Cluster page — primary care pharmacy

Clinical pharmacist responsibilities

The complete scope of practice for an NHS primary care clinical pharmacist, mapped to the PCN DES, CPPE pathway and GPhC standards.

Core clinical domains

The eight clinical responsibilities every primary care pharmacist covers

Structured Medication Reviews

Comprehensive person-centred review of all medications, deprescribing and shared decision-making, against the PCN DES SMR specification.

High-Risk Drug Monitoring

DMARDs, lithium, amiodarone, methotrexate, DOACs — monitoring intervals enforced per NICE/BNF, with prescribing safety alert closure.

Long-Term Condition Titration

Hypertension, lipids, type 2 diabetes, heart failure, COPD, asthma — pharmacist-led titration clinics against NICE thresholds.

Discharge Reconciliation

TCAM-compliant medicines reconciliation within 7 days of discharge, with patient phone follow-up where high-risk.

Repeat Prescribing Optimisation

Synchronisation, quantity rationalisation, expired item review, waste reduction — managed at PCN scale.

Care Home Medication Reviews

Per Enhanced Health in Care Homes DES — pharmacist sessions per home, deprescribing, end-of-life alignment.

Antimicrobial Stewardship

Audit, ICB AMS programme contribution, education, prescribing alerts, OPAT support where commissioned.

Prescribing Safety & Governance

MHRA Drug Safety Update cascade, SEA contribution, NRLS reporting, ICB prescribing safety alert closure.

Within scope — but commonly underused

Activities the role is permitted to deliver but PCNs often miss

  • Pre-clinic optimisation: pharmacist reviews the GP's day-ahead caseload and pre-empts medication issues
  • Post-OP and post-fracture analgesia step-down and opioid stewardship cohort review
  • Frailty proactive case-finding via eFI (electronic Frailty Index) and SMR allocation
  • Pharmacist-led valproate Annual Risk Acknowledgement Form (ARAF) review
  • Isotretinoin and Pregnancy Prevention Programme oversight for shared care patients
  • Pharmacist-led inhaler technique and asthma review clinics under PCN respiratory pathway
  • Anticoagulation switch programmes (warfarin → DOAC) at PCN scale under ICB protocol

Frequently asked questions

Responsibilities — FAQs

What clinical activities are within scope for a primary care pharmacist?+

Structured Medication Reviews, high-risk drug monitoring, long-term condition titration (hypertension, lipids, diabetes, heart failure, COPD, asthma), discharge medicines reconciliation, repeat prescribing optimisation, antimicrobial stewardship, care home medication reviews, end-of-life medicines optimisation, prescribing safety alert cascade, SEA contribution and pharmacist-led query handling.

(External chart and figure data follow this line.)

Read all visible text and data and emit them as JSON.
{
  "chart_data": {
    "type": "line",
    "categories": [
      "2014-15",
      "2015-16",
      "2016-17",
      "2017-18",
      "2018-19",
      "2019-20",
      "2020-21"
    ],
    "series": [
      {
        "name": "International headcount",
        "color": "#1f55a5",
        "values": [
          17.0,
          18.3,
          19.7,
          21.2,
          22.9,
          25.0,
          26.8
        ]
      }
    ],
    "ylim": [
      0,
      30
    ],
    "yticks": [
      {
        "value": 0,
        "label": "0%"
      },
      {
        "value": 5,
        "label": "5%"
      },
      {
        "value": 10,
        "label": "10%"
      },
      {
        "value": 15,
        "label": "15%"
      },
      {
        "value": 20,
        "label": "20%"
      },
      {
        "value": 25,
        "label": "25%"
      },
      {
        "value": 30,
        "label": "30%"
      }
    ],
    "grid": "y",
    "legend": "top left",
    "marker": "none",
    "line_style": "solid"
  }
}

Can a primary care pharmacist diagnose?+

Pharmacists are not diagnosticians — they are not registered medical practitioners. Independent prescriber pharmacists can assess, monitor and prescribe within their documented scope of practice (typically long-term condition titration and medicines optimisation), but a new diagnosis remains the GP's responsibility.

What can a non-independent-prescriber pharmacist still do?+

All clinical review activity, SMRs, reconciliation, monitoring, audit, patient education and prescribing recommendations to the GP. The activity volume is largely unchanged; only the final prescribing signature differs. From 2026 onwards, IP qualification is the default for newly registered pharmacists.

Are care home medication reviews within scope?+

Yes, and they are explicitly within the Enhanced Health in Care Homes PCN DES service specification. Most PCNs allocate dedicated pharmacist sessions per care home, working with the GP MDT round to review medications, deprescribe, manage covert administration and align with end-of-life planning.